Más allá de la sabana

de lisa monotonía,

llevando el hambre de guía

por el bosque —laberinto—

el majá le pone un cinto

al cuerpo de la jutía.

La promoción de los 90, en medio del poco alentador panorama editorial que caracterizó los primeros años de la década en Cuba, no abandonó la estrofa. Ella siguió siendo la «niña mimada» de los poetas.
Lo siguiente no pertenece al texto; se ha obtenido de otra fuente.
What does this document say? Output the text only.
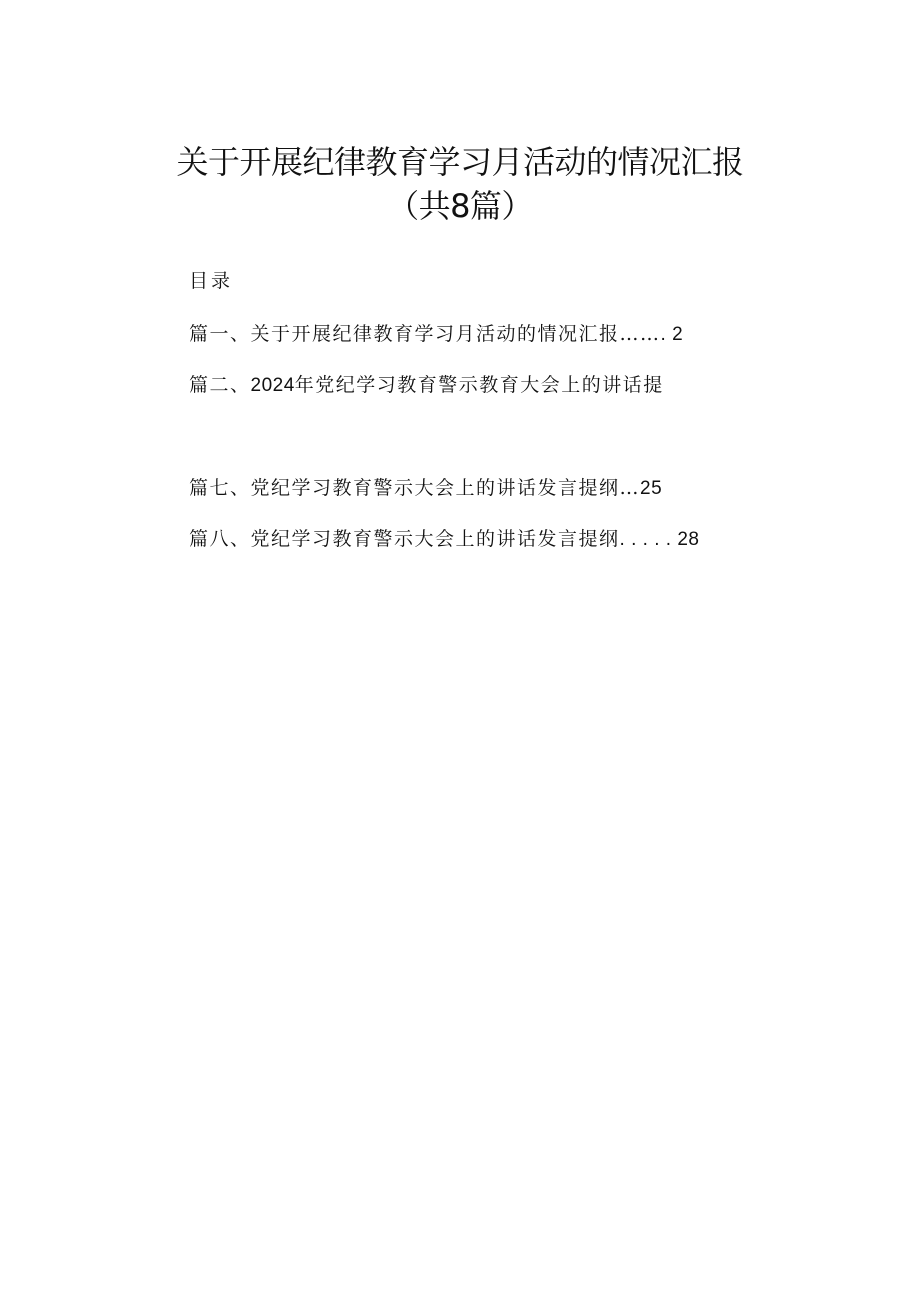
关于开展纪律教育学习月活动的情况汇报
（共8篇）
目录
篇一、关于开展纪律教育学习月活动的情况汇报……. 2
篇二、2024年党纪学习教育警示教育大会上的讲话提
篇七、党纪学习教育警示大会上的讲话发言提纲…25
篇八、党纪学习教育警示大会上的讲话发言提纲. . . . . 28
Numerosos decimarios lo confirman y entre ellos cito: Las puertas de cristal (1992), de Arístides Valdés Guillermo, Otro nombre del mar (1993), de Jorge Luis Mederos, Alucinaciones en el jardín de Ana (1995), de Alpidio Alonso Grau, Aparente descuido (1996), de Williams Calero, Libro de cruel fervor (1997), de Jesús David Curbelo, Perros ladrándole a Dios (1998), de Carlos Esquivel, En el buzón del jardín (1998) y Soldado desconocido (2001) de Yamil Díaz Gómez, Aneurisma (1999) de José Luis Serrano, o (In)vocación por el paria, (2001) de Pedro Péglez.

Es esta promoción la que se preocupa por marcar de manera muy clara —entre otras cosas con pronunciamientos programáticos— la frontera entre el repentismo y la décima literaria, pues logra incorporarle no sólo giros estilísticos inusuales y logradas variaciones estructurales, como en el caso del matancero José Manuel Espino y el santiaguero-tunero Alberto Garrido, sino también el espíritu de intensificación tropológica y la estética visionaria, libresca y sentenciosa que ha caracterizado a una amplia zona de la poesía joven cubana desde los ochenta hasta la fecha.

Es mi criterio que se le debe conceder un compás de espera a lo que en los últimos tiempos se observa: ese nadar en dos aguas que practican repentistas de copioso ingenio y notable cultura como Alexis Díaz Pimienta y Luis Paz (Papillo), en sinuosa trayectoria paralela con la búsqueda de códigos orales a que acuden algunos poetas «cultos», sobre todo en la apropiación de lo humorístico circunstancial, como hacen los agrupados en el Club del Poste, todos con curriculum como «poetas literarios» al iniciar, en 1991, su proyecto de «improvisación escrita».

Atrás quedaron los tiempos en que el más importante de los concursos que convocaban a la décima como modalidad aparte: el 26 de Julio, (entre 1971 y 1988) le asignaba a esta el invariable papel de cronista de la épica revolucionaria en tanto catauro de hechos, semblanzas de mártires y fechas históricas, pues en la actualidad otros certámenes, como el Premio Cucalambé, de las Tunas, y el Premio Fundación de la Ciudad de Santa Clara, sin esas cotas contenidistas, le han conferido envergadura a muchos decimarios como textos de atendible significación en la rica y diversa poética nacional.

Por todo lo antes expuesto no me caben dudas de que la mayoría de los poetas cubanos —en la isla o fuera de ella— continuarán cantando, llorando, riendo, amando, inscribiendo en el aire y escribiendo sobre el tiempo nuestra sensibilidad en décimas, porque esas esbeltas joyas sintetizan, como ningún otro sonido, la música y la miel que transportamos los cubanos en el corazón.